Nouveaux cris qui, cette fois, furent des cris d’épouvante, puisqu’on put croire que l’embarcation allait chavirer sous cette surcharge.

À cet instant, Mrs. Branican, qui se trouvait debout près de la lisse, ne pouvant reprendre son aplomb, fut projetée par-dessus le bord, avec son enfant.

Le brick-goélette rasait alors l’embarcation sans la toucher, et tout danger d’abordage était écarté définitivement.

« Dolly !… Dolly ! » s’écria Jane, qu’un des passagers retint au moment où elle allait tomber.

Soudain, un matelot de la steam-launch s’élança sans hésiter par-dessus la lisse, au secours de Mrs. Branican et du bébé.

Dolly, soutenue par ses vêtements, flottait à la surface de l’eau ; elle tenait son enfant entre ses bras, mais elle allait couler à fond lorsque le matelot arriva près d’elle.

L’embarcation ayant stoppé presque aussitôt, il ne serait pas difficile à ce matelot, vigoureux et bon nageur, de la rejoindre en ramenant Mrs. Branican. Par malheur, au moment où il venait de la saisir par la taille, les bras de la malheureuse femme s’étaient ouverts, tandis qu’elle se débattait à demi suffoquée, et l’enfant avait disparu.

Lorsque Dolly eut été hissée à bord et déposée sur le pont, elle avait entièrement perdu connaissance.
« dolly !… dolly ! » s’écria jane.

De nouveau, ce courageux matelot, — c’était un homme de trente ans, nommé Zach Fren, — se jeta à la mer, plongea à plusieurs reprises, fouilla les eaux autour de l’embarcation… Ce fut vainement… Il ne put retrouver l’enfant, qui avait été entraîné par un courant de dessous.

Pendant ce temps, les passagers donnaient à Mrs. Branican tous les soins que réclamait son état. Jane, éperdue, la nourrice, affolée, essayaient de la faire revenir à elle. La steam-launch, immobile, attendait que Zach Fren eût renoncé à tout espoir de sauver le petit Wat.

Enfin Dolly commença à reprendre ses sens. Elle balbutia le nom de Wat, ses yeux s’ouvrirent, et son premier cri fut :

« Mon enfant ! »

Elle aperçut Zach Fren qui remontait à bord pour la dernière fois… Wat n’était pas dans ses bras.
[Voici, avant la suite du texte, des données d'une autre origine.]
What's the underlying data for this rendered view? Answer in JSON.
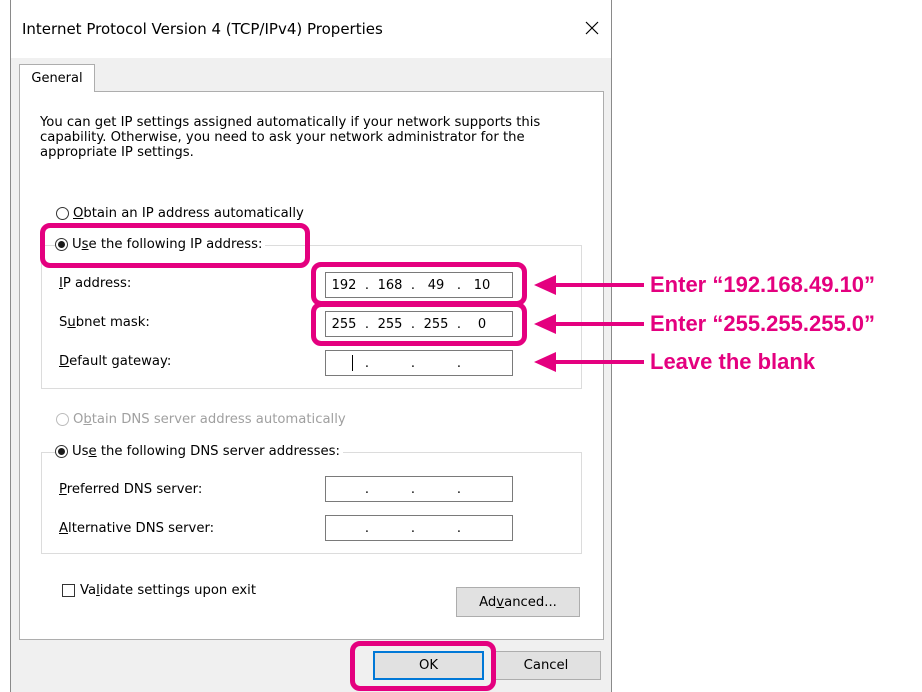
{
  "dialog": {
    "title": "Internet Protocol Version 4 (TCP/IPv4) Properties",
    "close_icon": "close-icon"
  },
  "tab": {
    "label": "General"
  },
  "intro_text": "You can get IP settings assigned automatically if your network supports this capability. Otherwise, you need to ask your network administrator for the appropriate IP settings.",
  "ip_section": {
    "auto_option": {
      "label": "Obtain an IP address automatically",
      "selected": false
    },
    "manual_option": {
      "label": "Use the following IP address:",
      "selected": true
    },
    "fields": {
      "ip_address": {
        "label": "IP address:",
        "octets": [
          "192",
          "168",
          "49",
          "10"
        ]
      },
      "subnet_mask": {
        "label": "Subnet mask:",
        "octets": [
          "255",
          "255",
          "255",
          "0"
        ]
      },
      "default_gateway": {
        "label": "Default gateway:",
        "octets": [
          "",
          "",
          "",
          ""
        ]
      }
    }
  },
  "dns_section": {
    "auto_option": {
      "label": "Obtain DNS server address automatically",
      "selected": false,
      "disabled": true
    },
    "manual_option": {
      "label": "Use the following DNS server addresses:",
      "selected": true
    },
    "fields": {
      "preferred": {
        "label": "Preferred DNS server:",
        "octets": [
          "",
          "",
          "",
          ""
        ]
      },
      "alternative": {
        "label": "Alternative DNS server:",
        "octets": [
          "",
          "",
          "",
          ""
        ]
      }
    }
  },
  "validate_checkbox": {
    "label": "Validate settings upon exit",
    "checked": false
  },
  "buttons": {
    "advanced": "Advanced...",
    "ok": "OK",
    "cancel": "Cancel"
  },
  "annotations": {
    "ip_note": "Enter “192.168.49.10”",
    "subnet_note": "Enter “255.255.255.0”",
    "gateway_note": "Leave the blank",
    "highlight_color": "#e4007f"
  },
  "colors": {
    "dialog_bg": "#f0f0f0",
    "panel_bg": "#ffffff",
    "button_bg": "#e1e1e1",
    "focus_border": "#0078d7"
  }
}
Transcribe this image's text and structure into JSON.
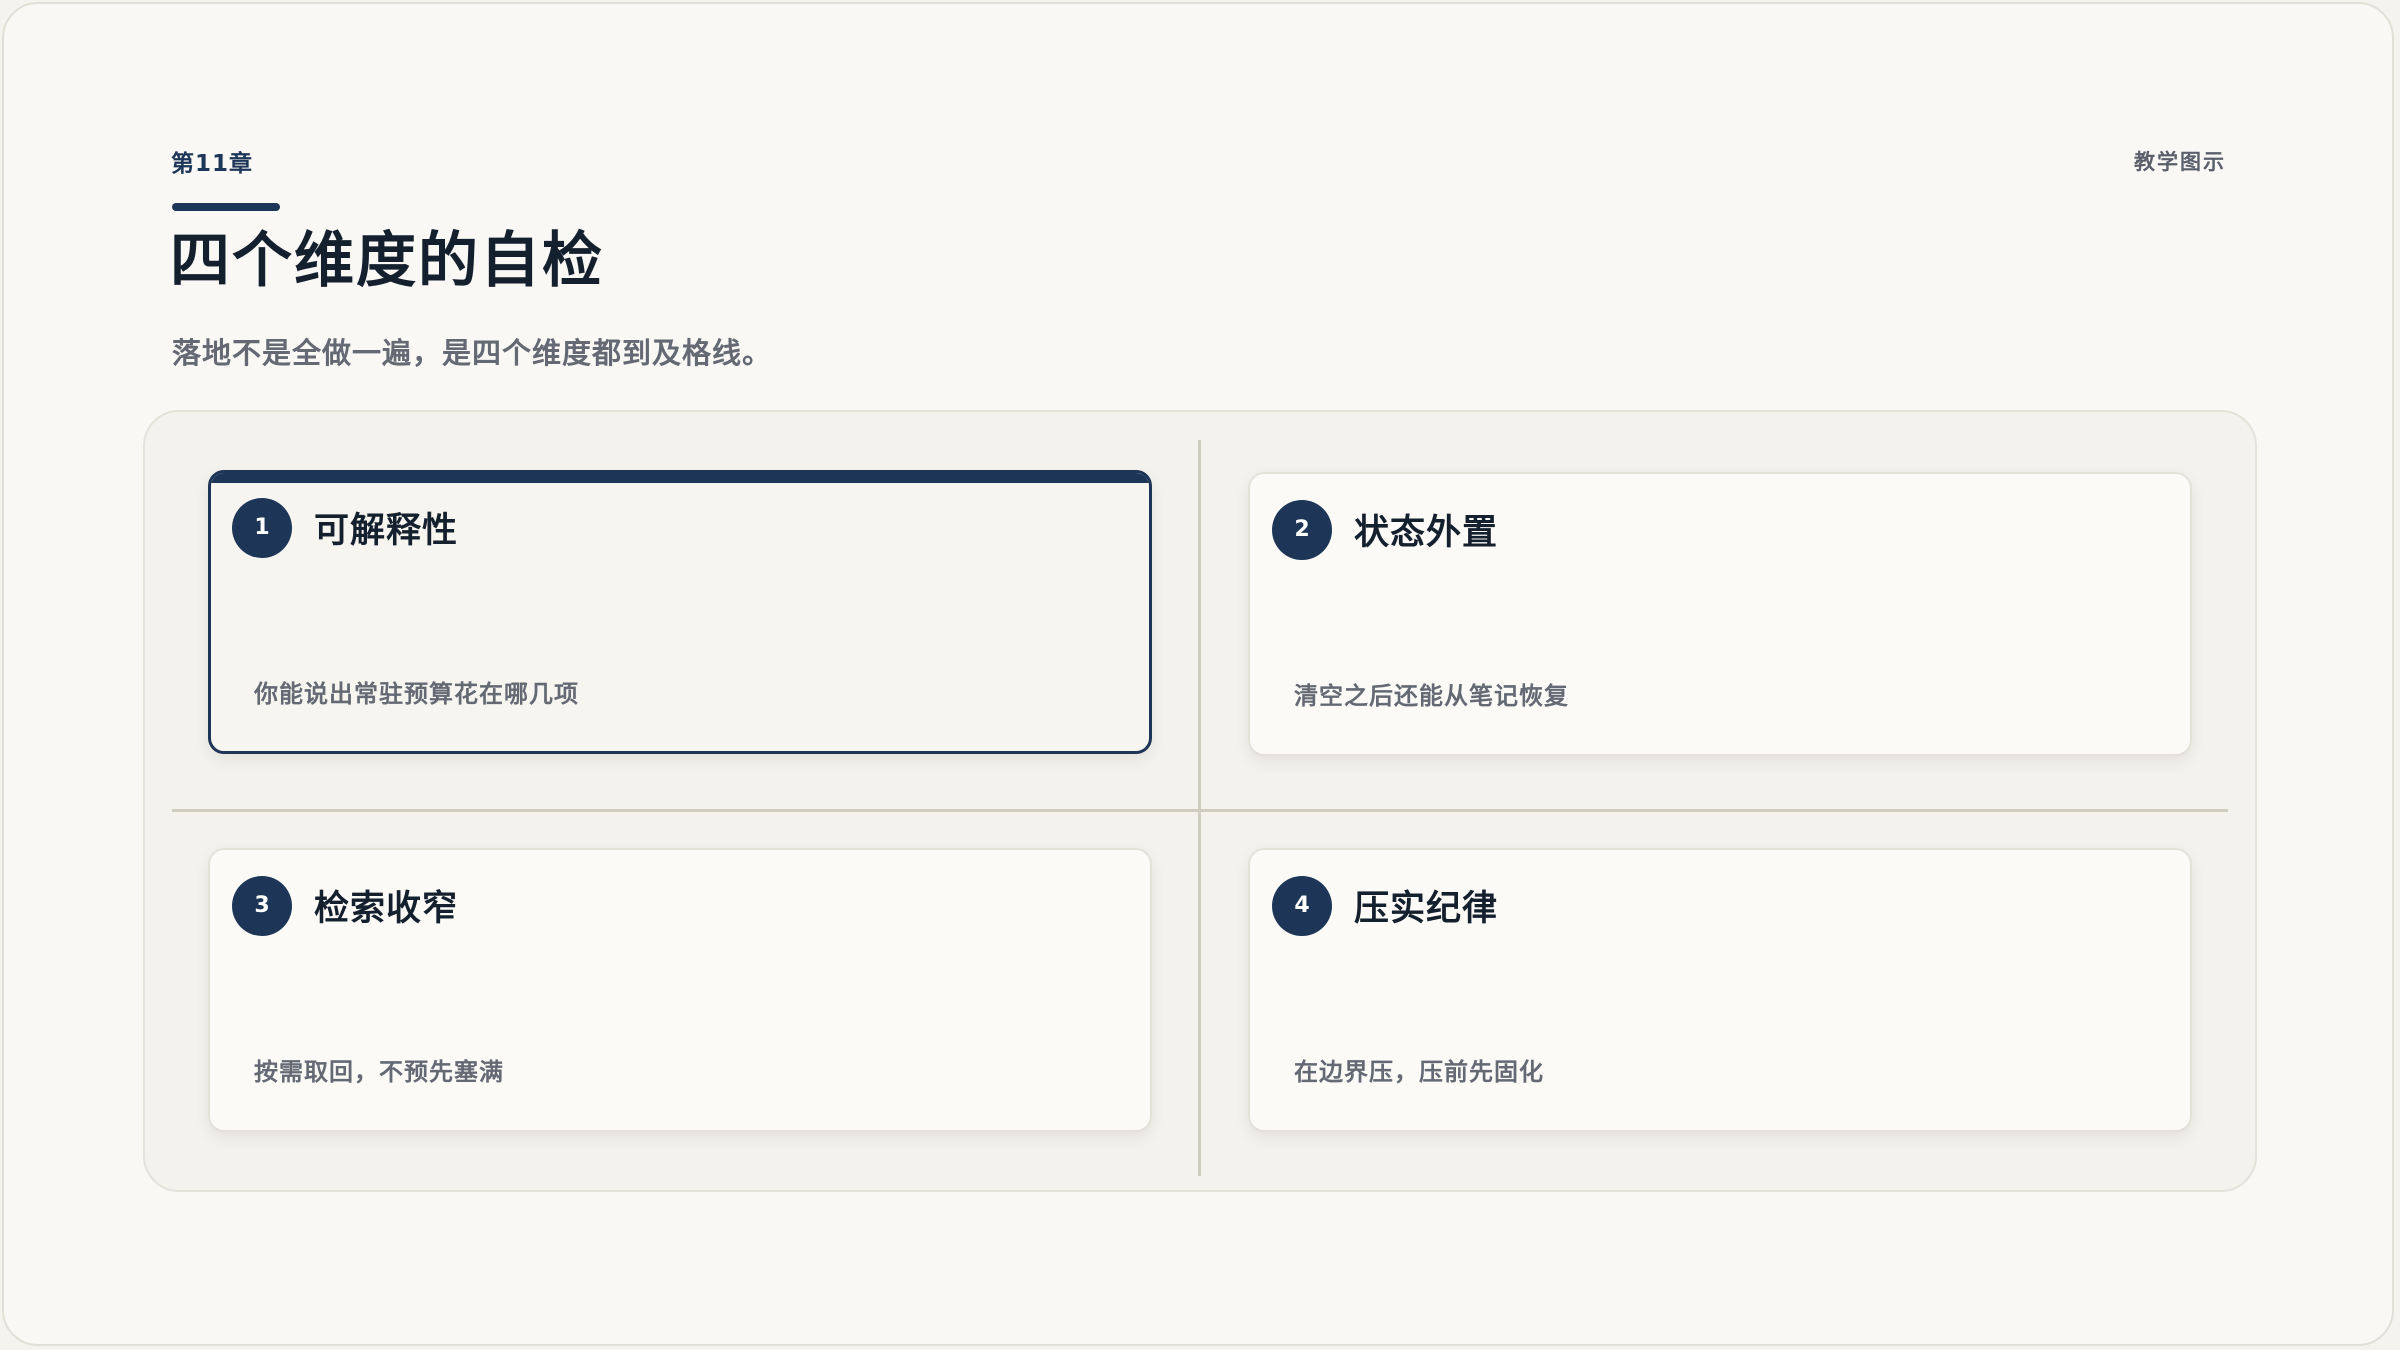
{
  "header": {
    "chapter": "第11章",
    "tag": "教学图示",
    "title": "四个维度的自检",
    "subtitle": "落地不是全做一遍，是四个维度都到及格线。"
  },
  "quadrants": [
    {
      "number": "1",
      "title": "可解释性",
      "description": "你能说出常驻预算花在哪几项",
      "highlighted": true
    },
    {
      "number": "2",
      "title": "状态外置",
      "description": "清空之后还能从笔记恢复",
      "highlighted": false
    },
    {
      "number": "3",
      "title": "检索收窄",
      "description": "按需取回，不预先塞满",
      "highlighted": false
    },
    {
      "number": "4",
      "title": "压实纪律",
      "description": "在边界压，压前先固化",
      "highlighted": false
    }
  ],
  "colors": {
    "accent": "#1d3658",
    "background": "#f9f8f5",
    "card": "#fbfaf7",
    "title_text": "#15202f",
    "muted_text": "#646974"
  }
}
« Mon enfant ! » cria encore Dolly.

Puis, se redressant, elle repoussa ceux qui l’entouraient, et courut vers l’arrière.

Et, si on ne l’eût empêchée, elle se fût précipitée par-dessus le bord…

Il fallut maintenir la malheureuse femme, tandis que la steam-launch reprenait sa marche vers le quai de San-Diégo.

Mrs. Branican, la figure convulsée, les mains crispées, était retombée sur le pont, sans mouvement.

Quelques minutes après, l’embarcation avait atteint le débarcadère, et Dolly était transportée dans la maison de Jane. Len Burker venait de rentrer. Sur son ordre, la mulâtresse courut chercher un médecin.

Celui-ci arriva bientôt, et ce ne fut pas sans des soins prolongés qu’il parvint à rappeler à la vie Mrs. Branican.

Dolly le regarda, l’œil fixe, et dit :

« Qu’y a-t-il ?… Que s’est-il passé ?… Ah !… je sais !… »

Puis, souriant :

« C’est mon John… Il revient… il revient !… s’écria-t-elle. Il va retrouver sa femme et son enfant !… John !… voilà mon John !… »

Mrs. Branican avait perdu la raison.